SECTION 2 OVERVIEW OF RESEARCH ACTIVITIES WORLDWIDE
2.1 Introduction
This section aims to convey an overview of on-going research activities and technological developmentsin animal cloning and/or genetic modification worldwide, including national and EU funded programs. Specific emphasis is placed on short and medium term visions (5 and 10 year span).
GM and Cloning are intertwined in both public perception and application, although they represent different technical methods in animal biology. This will be described using examples and species differences. Applications in large animals are mainly restricted to commercial projects due to the cost and effort involved. This aspect will be developed through discussion of the drivers and incentives for research in this area and contrasted to the main technical barriers for research. In addition, the position the EU holds in the global arena will be presented.
This report is based on original data and quantitative information on GM and/or cloned animals, their offspring and derived products worldwide. It also builds on publicly available information in the literature, relevant databases (as outlined in Appendix 1) and expert interviews. The expert interviews were performed face to face when possible, with a few by phone, and by email. In total 34 experts in the cloning and GM field were contacted. The geographical distribution of the experts was 23 from the EC, eight from the USA and three fromAustralasia (including one from China).

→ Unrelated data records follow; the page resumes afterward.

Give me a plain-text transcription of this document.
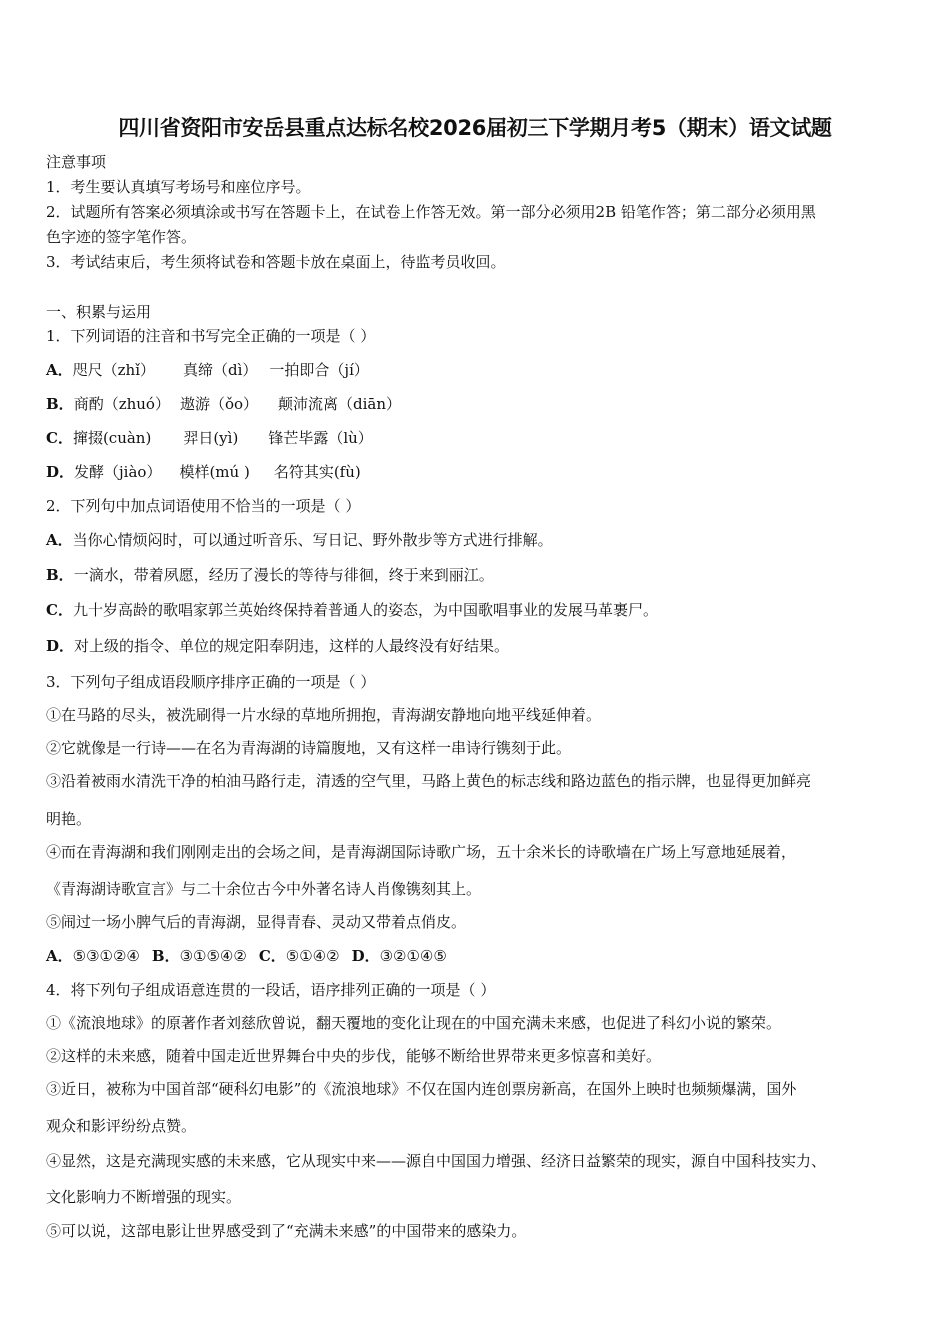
四川省资阳市安岳县重点达标名校2026届初三下学期月考5（期末）语文试题
注意事项
1．考生要认真填写考场号和座位序号。
2．试题所有答案必须填涂或书写在答题卡上，在试卷上作答无效。第一部分必须用2B 铅笔作答；第二部分必须用黑
色字迹的签字笔作答。
3．考试结束后，考生须将试卷和答题卡放在桌面上，待监考员收回。
一、积累与运用
1．下列词语的注音和书写完全正确的一项是（ ）
A．咫尺（zhǐ） 真缔（dì） 一拍即合（jí）
B．商酌（zhuó） 遨游（ǒo） 颠沛流离（diān）
C．撺掇(cuàn) 羿日(yì) 锋芒毕露（lù）
D．发酵（jiào） 模样(mú ) 名符其实(fù)
2．下列句中加点词语使用不恰当的一项是（ ）
A．当你心情烦闷时，可以通过听音乐、写日记、野外散步等方式进行排解。
B．一滴水，带着夙愿，经历了漫长的等待与徘徊，终于来到丽江。
C．九十岁高龄的歌唱家郭兰英始终保持着普通人的姿态，为中国歌唱事业的发展马革裹尸。
D．对上级的指令、单位的规定阳奉阴违，这样的人最终没有好结果。
3．下列句子组成语段顺序排序正确的一项是（ ）
①在马路的尽头，被洗刷得一片水绿的草地所拥抱，青海湖安静地向地平线延伸着。
②它就像是一行诗——在名为青海湖的诗篇腹地，又有这样一串诗行镌刻于此。
③沿着被雨水清洗干净的柏油马路行走，清透的空气里，马路上黄色的标志线和路边蓝色的指示牌，也显得更加鲜亮
明艳。
④而在青海湖和我们刚刚走出的会场之间，是青海湖国际诗歌广场，五十余米长的诗歌墙在广场上写意地延展着，
《青海湖诗歌宣言》与二十余位古今中外著名诗人肖像镌刻其上。
⑤闹过一场小脾气后的青海湖，显得青春、灵动又带着点俏皮。
A．⑤③①②④ B．③①⑤④② C．⑤①④② D．③②①④⑤
4．将下列句子组成语意连贯的一段话，语序排列正确的一项是（ ）
①《流浪地球》的原著作者刘慈欣曾说，翻天覆地的变化让现在的中国充满未来感，也促进了科幻小说的繁荣。
②这样的未来感，随着中国走近世界舞台中央的步伐，能够不断给世界带来更多惊喜和美好。
③近日，被称为中国首部“硬科幻电影”的《流浪地球》不仅在国内连创票房新高，在国外上映时也频频爆满，国外
观众和影评纷纷点赞。
④显然，这是充满现实感的未来感，它从现实中来——源自中国国力增强、经济日益繁荣的现实，源自中国科技实力、
文化影响力不断增强的现实。
⑤可以说，这部电影让世界感受到了“充满未来感”的中国带来的感染力。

To emphasise, this section deals with the research aspects of cloning and GM. By definition there is a strong focus on technical and proof-of-concept aspects of cloning and GM.
2.2 Technical background
2.2.1 Methods of producing cloned animals
Cloning in this context relates to the production of animals through transfer of the genetic material from one donor cell to a recipient unfertilised oocyte that has had its nuclear DNA removed (enucleation). This process is also known as somatic cell nuclear transfer (SCNT). Through the use of several individual cells from a given unique source and an equivalent number of recipient oocytes, several cloned animals can be produced.
i. Overview
Although in use and robust, the standard method for producing transgenic animals apart from mice is inefficient, not exact and costly. These limitations drove researchers to seek other methods. Half-a-century ago, the background to animal cloning was demonstrated by transplanting nuclei from the blastula of the frog to an enucleated oocyte, obtaining a number of normal embryos in the process. Subsequently, nuclei from various types of cell were transplanted to an oocyte that has been subjected to ultraviolet radiation to destroy the peripheral chromosomes. Again embryos were produced. These results establish the important principle that while animal cells become committed to their fate as development proceeds, the nuclei of most cells still retain all the genetic information required for the entire developmental programme and can be reprogrammed by the cytoplasm of the oocyte to recapitulate (restart) development (reviewed by Campbell et al. 1996).